That's why Billick won't change his game plan much. All the pieces are still in play. The Ravens still have Lewis as the centerpiece and a rugged offensive line that is better at run-blocking than pass-blocking.

Plus, Billick has learned his lessons for the season, the most painful one in the season opener when he had Boller throw more than 40 times and the Ravens were routed by Pittsburgh, 34-15. He also learned from the three interceptions Boller threw against Kansas City (another loss) and the two fumbles and one interception Boller had against the Bengals (another loss).

The less you have to depend on a rookie, the better. You might figure Billick would be a little juiced up from the 302 passing yards Boller threw for against Cincinnati, but he has it in perspective. Boller isn't ready yet to play in the NFL, and the Ravens still don't have consistent receivers or the scheme to form a decent passing attack.

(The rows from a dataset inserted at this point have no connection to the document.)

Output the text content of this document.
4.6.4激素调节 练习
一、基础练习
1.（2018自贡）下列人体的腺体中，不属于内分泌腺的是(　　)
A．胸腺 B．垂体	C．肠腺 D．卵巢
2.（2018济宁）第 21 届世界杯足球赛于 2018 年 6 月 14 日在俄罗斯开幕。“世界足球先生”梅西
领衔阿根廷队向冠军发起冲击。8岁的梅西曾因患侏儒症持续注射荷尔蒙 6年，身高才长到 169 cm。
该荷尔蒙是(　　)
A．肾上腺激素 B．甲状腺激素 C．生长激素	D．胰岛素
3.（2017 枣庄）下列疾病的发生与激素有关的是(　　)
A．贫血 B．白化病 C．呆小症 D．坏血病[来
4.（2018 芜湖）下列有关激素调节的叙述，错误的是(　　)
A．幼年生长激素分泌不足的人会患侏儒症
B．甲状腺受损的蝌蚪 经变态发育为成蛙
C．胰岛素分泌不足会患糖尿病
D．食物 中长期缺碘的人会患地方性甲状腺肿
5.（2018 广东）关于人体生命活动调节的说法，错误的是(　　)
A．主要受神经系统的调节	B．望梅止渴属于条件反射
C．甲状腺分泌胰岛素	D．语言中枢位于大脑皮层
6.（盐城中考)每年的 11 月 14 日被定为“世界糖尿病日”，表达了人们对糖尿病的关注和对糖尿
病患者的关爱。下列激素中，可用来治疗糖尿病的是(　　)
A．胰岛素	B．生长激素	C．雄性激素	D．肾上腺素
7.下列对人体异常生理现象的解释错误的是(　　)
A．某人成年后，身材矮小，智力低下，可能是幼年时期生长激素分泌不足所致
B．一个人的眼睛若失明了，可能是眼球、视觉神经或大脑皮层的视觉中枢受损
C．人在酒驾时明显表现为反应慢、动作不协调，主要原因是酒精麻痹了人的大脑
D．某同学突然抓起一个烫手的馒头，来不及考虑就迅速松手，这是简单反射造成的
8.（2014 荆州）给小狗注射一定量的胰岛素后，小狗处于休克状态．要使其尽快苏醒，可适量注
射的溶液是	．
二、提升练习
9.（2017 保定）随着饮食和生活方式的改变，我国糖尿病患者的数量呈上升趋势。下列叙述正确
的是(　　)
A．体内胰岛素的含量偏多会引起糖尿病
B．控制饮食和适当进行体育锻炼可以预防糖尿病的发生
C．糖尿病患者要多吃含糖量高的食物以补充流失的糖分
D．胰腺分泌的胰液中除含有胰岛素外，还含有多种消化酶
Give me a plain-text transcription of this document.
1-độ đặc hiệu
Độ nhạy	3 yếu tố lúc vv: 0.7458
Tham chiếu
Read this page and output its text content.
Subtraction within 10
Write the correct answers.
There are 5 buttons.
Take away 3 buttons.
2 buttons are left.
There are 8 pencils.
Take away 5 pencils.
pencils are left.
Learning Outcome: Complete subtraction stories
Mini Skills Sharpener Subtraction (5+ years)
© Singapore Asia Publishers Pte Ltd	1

Their best chance of winning was to run Lewis, and now it's to run Lewis, Taylor and Smith. It sounds like a nice little law firm.

Two years ago when Lewis went down for the season with a knee injury in training camp, the Ravens were unprepared. They had to lure Terry Allen out of his retirement rocking chair to play.

The team learned from that experience. A team needs two good running backs to make it through the season, just like most need two good quarterbacks. The Ravens brought in both Taylor and Smith for the future, but the time has come because Lewis needs some help in shouldering the load.